De início, cabe pontuar que as principais causas, tanto do sobrepeso quanto da obesidade, são a má alimentação e a falta de atividade física. Nesse prisma, Epicuro, filósofo helenista, afirma que o ser humano deve buscar o prazer como caminho para a ataraxia - bem estar - porém, os prazeres não naturais devem ser evitados. Dessa forma, destaca-se a ação da mídia no que diz respeito ao “fast food” influenciando os consumidores a procurarem, em excesso, esses prazeres “não necessários” já ditos pelo filósofo. Em adição, o sedentarismo, principalmente em crianças e adolescentes, contribui para a intensificação do problema.
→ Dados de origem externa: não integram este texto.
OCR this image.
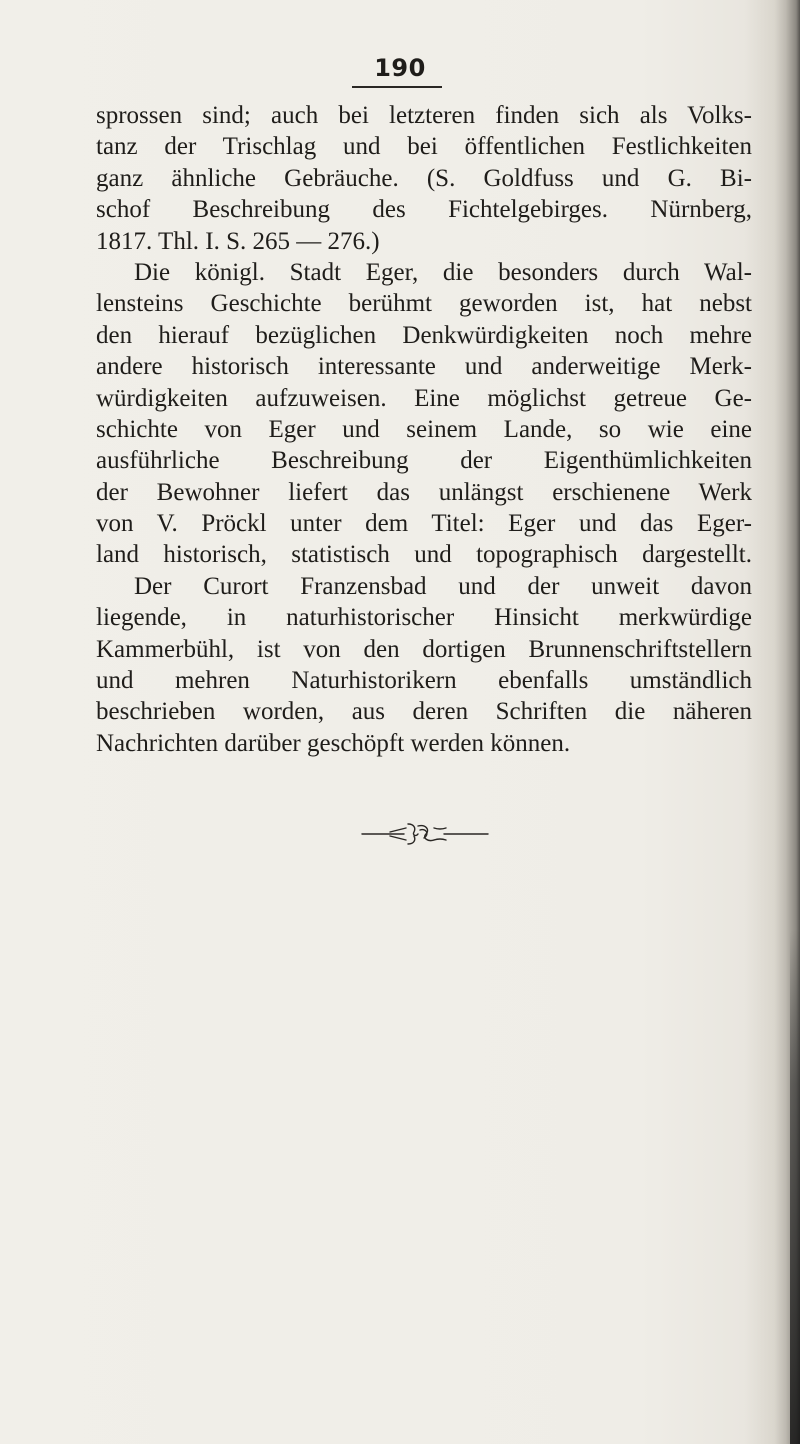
190
sprossen sind; auch bei letzteren finden sich als Volks-
tanz der Trischlag und bei öffentlichen Festlichkeiten
ganz ähnliche Gebräuche. (S. Goldfuss und G. Bi-
schof Beschreibung des Fichtelgebirges. Nürnberg,
1817. Thl. I. S. 265 — 276.)
Die königl. Stadt Eger, die besonders durch Wal-
lensteins Geschichte berühmt geworden ist, hat nebst
den hierauf bezüglichen Denkwürdigkeiten noch mehre
andere historisch interessante und anderweitige Merk-
würdigkeiten aufzuweisen. Eine möglichst getreue Ge-
schichte von Eger und seinem Lande, so wie eine
ausführliche Beschreibung der Eigenthümlichkeiten
der Bewohner liefert das unlängst erschienene Werk
von V. Pröckl unter dem Titel: Eger und das Eger-
land historisch, statistisch und topographisch dargestellt.
Der Curort Franzensbad und der unweit davon
liegende, in naturhistorischer Hinsicht merkwürdige
Kammerbühl, ist von den dortigen Brunnenschriftstellern
und mehren Naturhistorikern ebenfalls umständlich
beschrieben worden, aus deren Schriften die näheren
Nachrichten darüber geschöpft werden können.
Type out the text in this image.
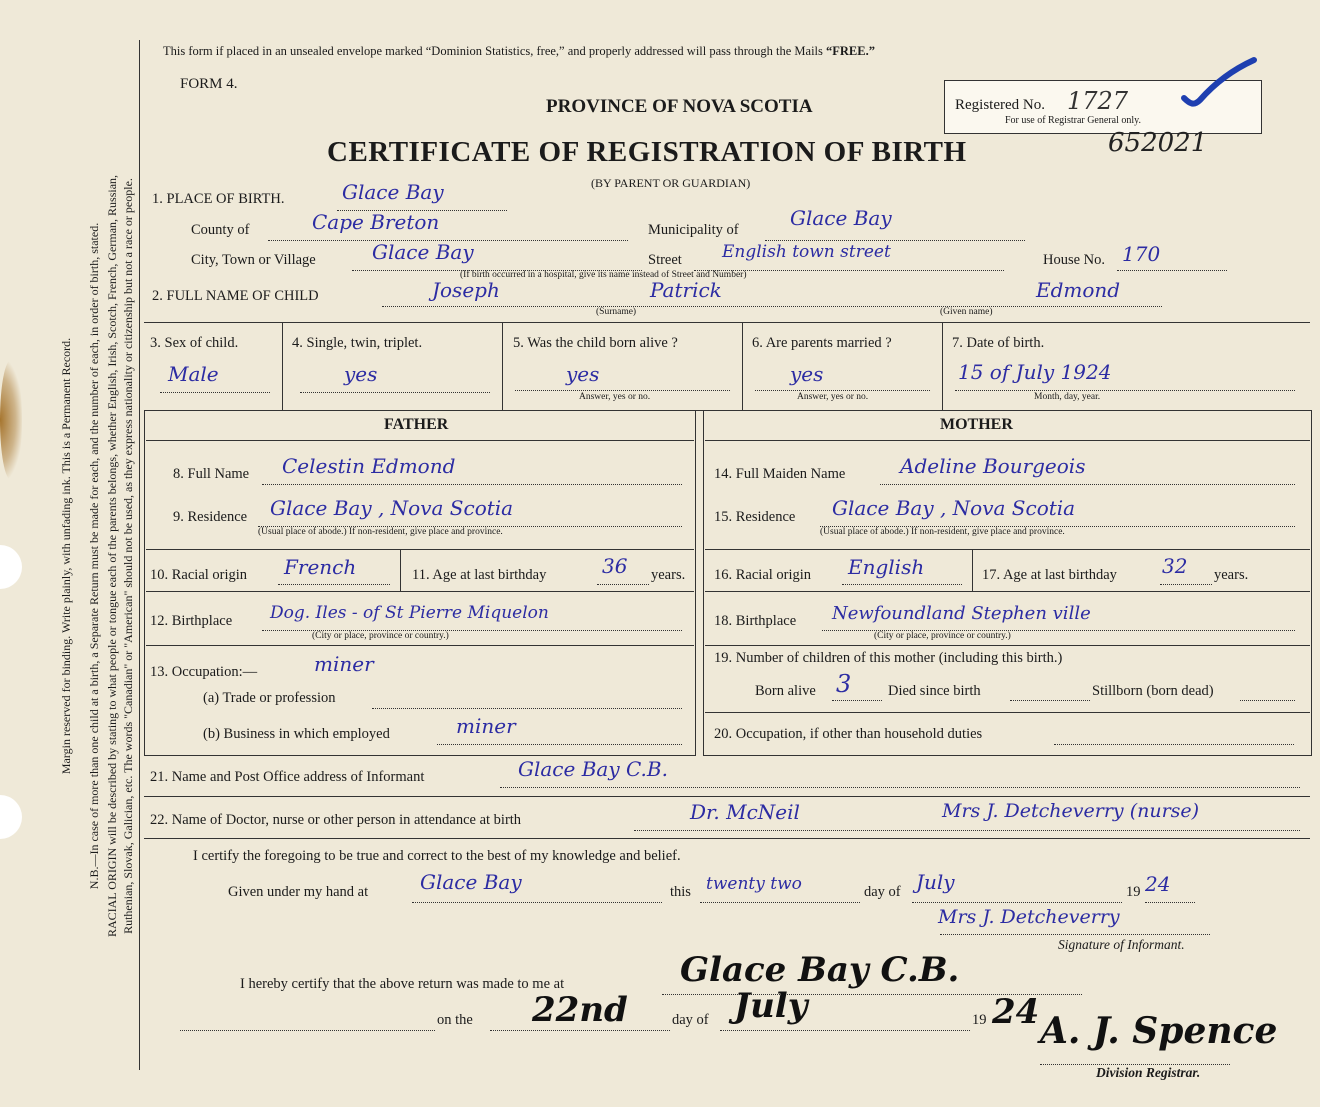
Margin reserved for binding. Write plainly, with unfading ink. This is a Permanent Record. N.B.—In case of more than one child at a birth, a Separate Return must be made for each, and the number of each, in order of birth, stated. RACIAL ORIGIN will be described by stating to what people or tongue each of the parents belongs, whether English, Irish, Scotch, French, German, Russian, Ruthenian, Slovak, Galician, etc. The words "Canadian" or "American" should not be used, as they express nationality or citizenship but not a race or people.
This form if placed in an unsealed envelope marked “Dominion Statistics, free,” and properly addressed will pass through the Mails “FREE.”
FORM 4.
PROVINCE OF NOVA SCOTIA
CERTIFICATE OF REGISTRATION OF BIRTH
(BY PARENT OR GUARDIAN)
Registered No. 1727
For use of Registrar General only.
652021
1. PLACE OF BIRTH.	Glace Bay
County of	Cape Breton	Municipality of	Glace Bay
City, Town or Village	Glace Bay	Street English town street	House No. 170
(If birth occurred in a hospital, give its name instead of Street and Number)
2. FULL NAME OF CHILD	Joseph	Patrick	Edmond
(Surname)	(Given name)
3. Sex of child.
Male
4. Single, twin, triplet.
yes
5. Was the child born alive ?
yes
Answer, yes or no.
6. Are parents married ?
yes
Answer, yes or no.
7. Date of birth.
15 of July 1924
Month, day, year.
FATHER	MOTHER
8. Full Name Celestin Edmond
9. Residence Glace Bay , Nova Scotia
(Usual place of abode.) If non-resident, give place and province.
10. Racial origin French	11. Age at last birthday	36 years.
12. Birthplace Dog. Iles - of St Pierre Miquelon
(City or place, province or country.)
13. Occupation:—	miner
(a) Trade or profession
(b) Business in which employed	miner
14. Full Maiden Name	Adeline Bourgeois
15. Residence Glace Bay , Nova Scotia
(Usual place of abode.) If non-resident, give place and province.
16. Racial origin English	17. Age at last birthday 32 years.
18. Birthplace Newfoundland Stephen ville
(City or place, province or country.)
19. Number of children of this mother (including this birth.)
Born alive 3	Died since birth	Stillborn (born dead)
20. Occupation, if other than household duties
21. Name and Post Office address of Informant	Glace Bay C.B.
22. Name of Doctor, nurse or other person in attendance at birth	Dr. McNeil	Mrs J. Detcheverry (nurse)
I certify the foregoing to be true and correct to the best of my knowledge and belief.
Given under my hand at	Glace Bay	this twenty two	day of July	19 24
Mrs J. Detcheverry
Signature of Informant.
I hereby certify that the above return was made to me at	Glace Bay C.B.
on the 22nd	day of July	19 24 A. J. Spence
Division Registrar.
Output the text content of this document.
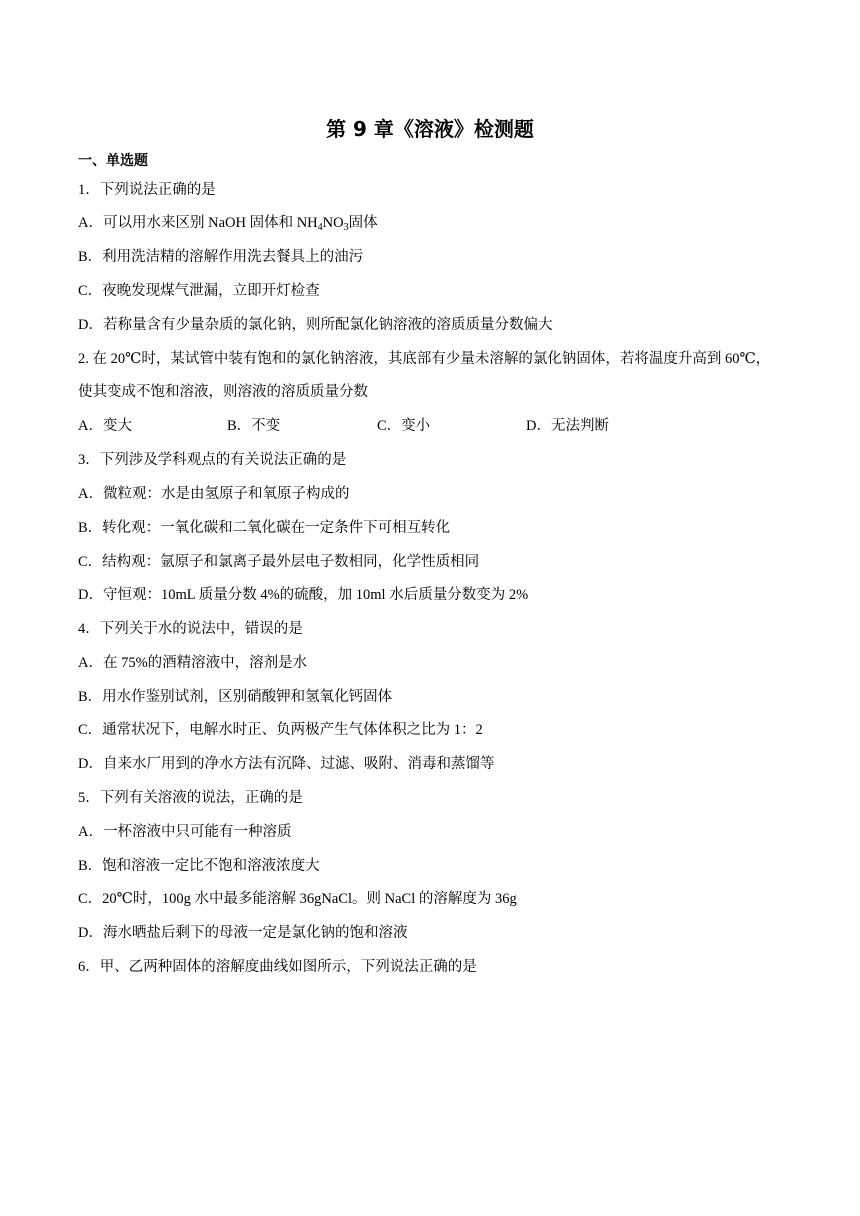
第 9 章《溶液》检测题
一、单选题
1．下列说法正确的是
A．可以用水来区别 NaOH 固体和 $NH_4NO_3$固体
B．利用洗洁精的溶解作用洗去餐具上的油污
C．夜晚发现煤气泄漏，立即开灯检查
D．若称量含有少量杂质的氯化钠，则所配氯化钠溶液的溶质质量分数偏大
2. 在 20℃时，某试管中装有饱和的氯化钠溶液，其底部有少量未溶解的氯化钠固体，若将温度升高到 60℃，
使其变成不饱和溶液，则溶液的溶质质量分数
A．变大	B．不变	C．变小	D．无法判断
3．下列涉及学科观点的有关说法正确的是
A．微粒观：水是由氢原子和氧原子构成的
B．转化观：一氧化碳和二氧化碳在一定条件下可相互转化
C．结构观：氩原子和氯离子最外层电子数相同，化学性质相同
D．守恒观：10mL 质量分数 4%的硫酸，加 10ml 水后质量分数变为 2%
4．下列关于水的说法中，错误的是
A．在 75%的酒精溶液中，溶剂是水
B．用水作鉴别试剂，区别硝酸钾和氢氧化钙固体
C．通常状况下，电解水时正、负两极产生气体体积之比为 1：2
D．自来水厂用到的净水方法有沉降、过滤、吸附、消毒和蒸馏等
5．下列有关溶液的说法，正确的是
A．一杯溶液中只可能有一种溶质
B．饱和溶液一定比不饱和溶液浓度大
C．20℃时，100g 水中最多能溶解 36gNaCl。则 NaCl 的溶解度为 36g
D．海水晒盐后剩下的母液一定是氯化钠的饱和溶液
6．甲、乙两种固体的溶解度曲线如图所示，下列说法正确的是
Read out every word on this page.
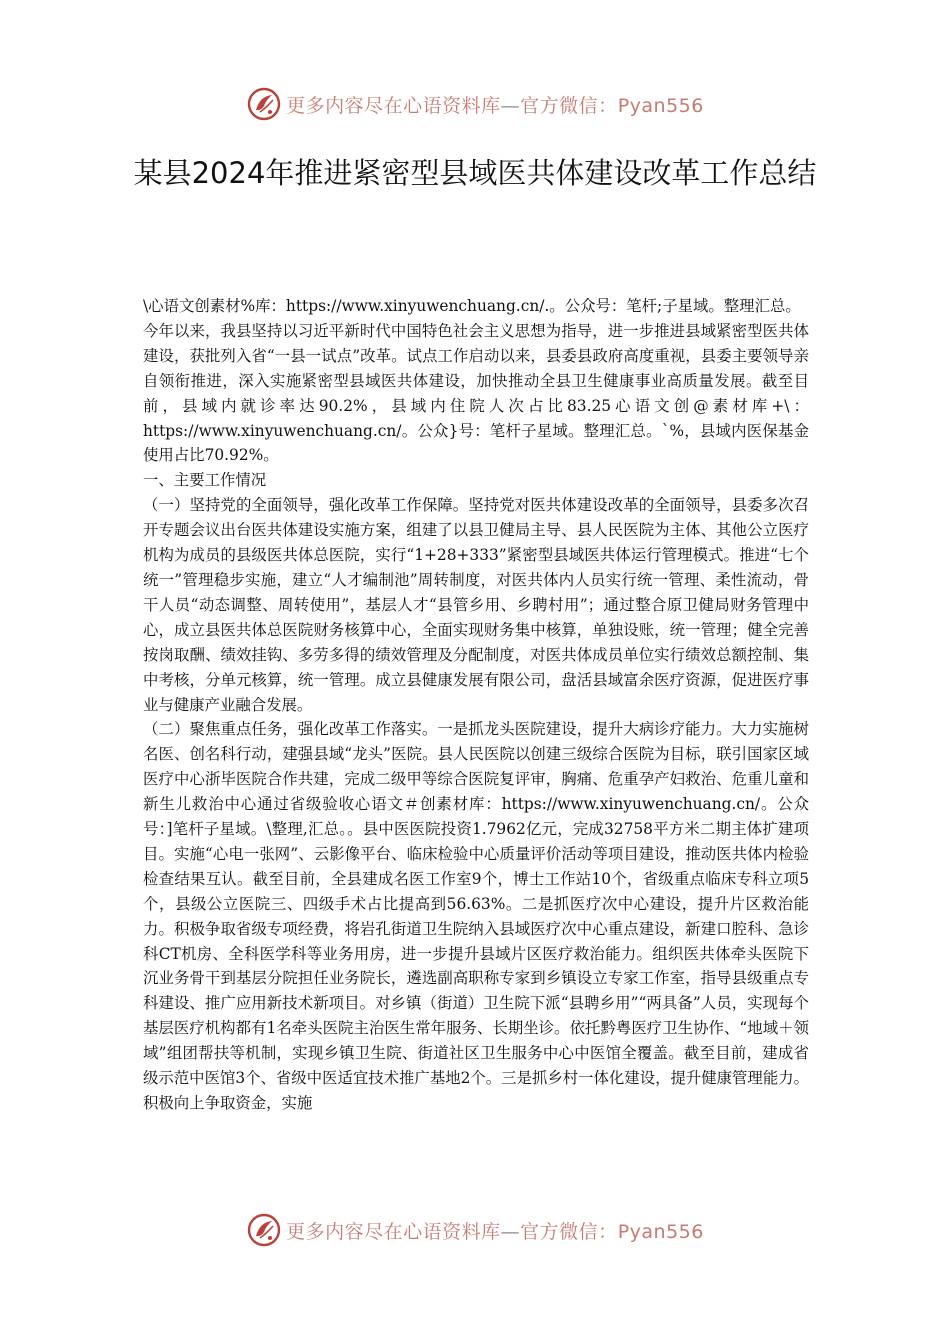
更多内容尽在心语资料库—官方微信：Pyan556
某县2024年推进紧密型县域医共体建设改革工作总结

\心语文创素材%库：https://www.xinyuwenchuang.cn/.。公众号：笔杆;子星域。整理汇总。

今年以来，我县坚持以习近平新时代中国特色社会主义思想为指导，进一步推进县域紧密型医共体建设，获批列入省“一县一试点”改革。试点工作启动以来，县委县政府高度重视，县委主要领导亲自领衔推进，深入实施紧密型县域医共体建设，加快推动全县卫生健康事业高质量发展。截至目前，县域内就诊率达90.2%，县域内住院人次占比83.25心语文创@素材库+\：https://www.xinyuwenchuang.cn/。公众}号：笔杆子星域。整理汇总。`%，县域内医保基金使用占比70.92%。

一、主要工作情况

（一）坚持党的全面领导，强化改革工作保障。坚持党对医共体建设改革的全面领导，县委多次召开专题会议出台医共体建设实施方案，组建了以县卫健局主导、县人民医院为主体、其他公立医疗机构为成员的县级医共体总医院，实行“1+28+333”紧密型县域医共体运行管理模式。推进“七个统一”管理稳步实施，建立“人才编制池”周转制度，对医共体内人员实行统一管理、柔性流动，骨干人员“动态调整、周转使用”，基层人才“县管乡用、乡聘村用”；通过整合原卫健局财务管理中心，成立县医共体总医院财务核算中心，全面实现财务集中核算，单独设账，统一管理；健全完善按岗取酬、绩效挂钩、多劳多得的绩效管理及分配制度，对医共体成员单位实行绩效总额控制、集中考核，分单元核算，统一管理。成立县健康发展有限公司，盘活县域富余医疗资源，促进医疗事业与健康产业融合发展。

（二）聚焦重点任务，强化改革工作落实。一是抓龙头医院建设，提升大病诊疗能力。大力实施树名医、创名科行动，建强县域“龙头”医院。县人民医院以创建三级综合医院为目标，联引国家区域医疗中心浙毕医院合作共建，完成二级甲等综合医院复评审，胸痛、危重孕产妇救治、危重儿童和新生儿救治中心通过省级验收心语文＃创素材库：https://www.xinyuwenchuang.cn/。公众号：]笔杆子星域。\整理,汇总。。县中医医院投资1.7962亿元，完成32758平方米二期主体扩建项目。实施“心电一张网”、云影像平台、临床检验中心质量评价活动等项目建设，推动医共体内检验检查结果互认。截至目前，全县建成名医工作室9个，博士工作站10个，省级重点临床专科立项5个，县级公立医院三、四级手术占比提高到56.63%。二是抓医疗次中心建设，提升片区救治能力。积极争取省级专项经费，将岩孔街道卫生院纳入县域医疗次中心重点建设，新建口腔科、急诊科CT机房、全科医学科等业务用房，进一步提升县域片区医疗救治能力。组织医共体牵头医院下沉业务骨干到基层分院担任业务院长，遴选副高职称专家到乡镇设立专家工作室，指导县级重点专科建设、推广应用新技术新项目。对乡镇（街道）卫生院下派“县聘乡用”“两具备”人员，实现每个基层医疗机构都有1名牵头医院主治医生常年服务、长期坐诊。依托黔粤医疗卫生协作、“地域＋领域”组团帮扶等机制，实现乡镇卫生院、街道社区卫生服务中心中医馆全覆盖。截至目前，建成省级示范中医馆3个、省级中医适宜技术推广基地2个。三是抓乡村一体化建设，提升健康管理能力。积极向上争取资金，实施

更多内容尽在心语资料库—官方微信：Pyan556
Indubitavelmente, tais fatores resultam em inúmeras consequências para os indivíduos e, dentre elas, enfatiza-se a gordofobia. Nesse sentido, Albert Einstein alega que é mais fácil desintegrar um átomo do que um preconceito enraizado. Nessa esfera, o preconceito estético, advindo da ganha de peso, pode causar novas doenças como a bulimia e a depressão desencadeando na pessoa atos compulsórios em relação à alimentação colocando em risco sua saúde física e mental.
Destarte, é preciso atenuar o problema da obesidade e do sobrepeso no Brasil. Assim, cabe ao Ministério da Saúde em conjunto com os municípios estimular a população na realização de exercícios físicos por meio da construção e aprimoramento de academias em espaços públicos sendo livres e gratuitas a todos. E, além disso, importa às escolas e à mídia o papel de incentivar a luta contra o sedentarismo e, também, o ensino alimentar por intermédio de melhorias nas aulas de educação física e, pelas propagandas, elucidar os males da má alimentação. Tais medidas irão garantir, na prática, o que foi instituído na Constituição de 1988, que diz que todos têm direito à saúde, mitigando o problema de forma plena e democrática.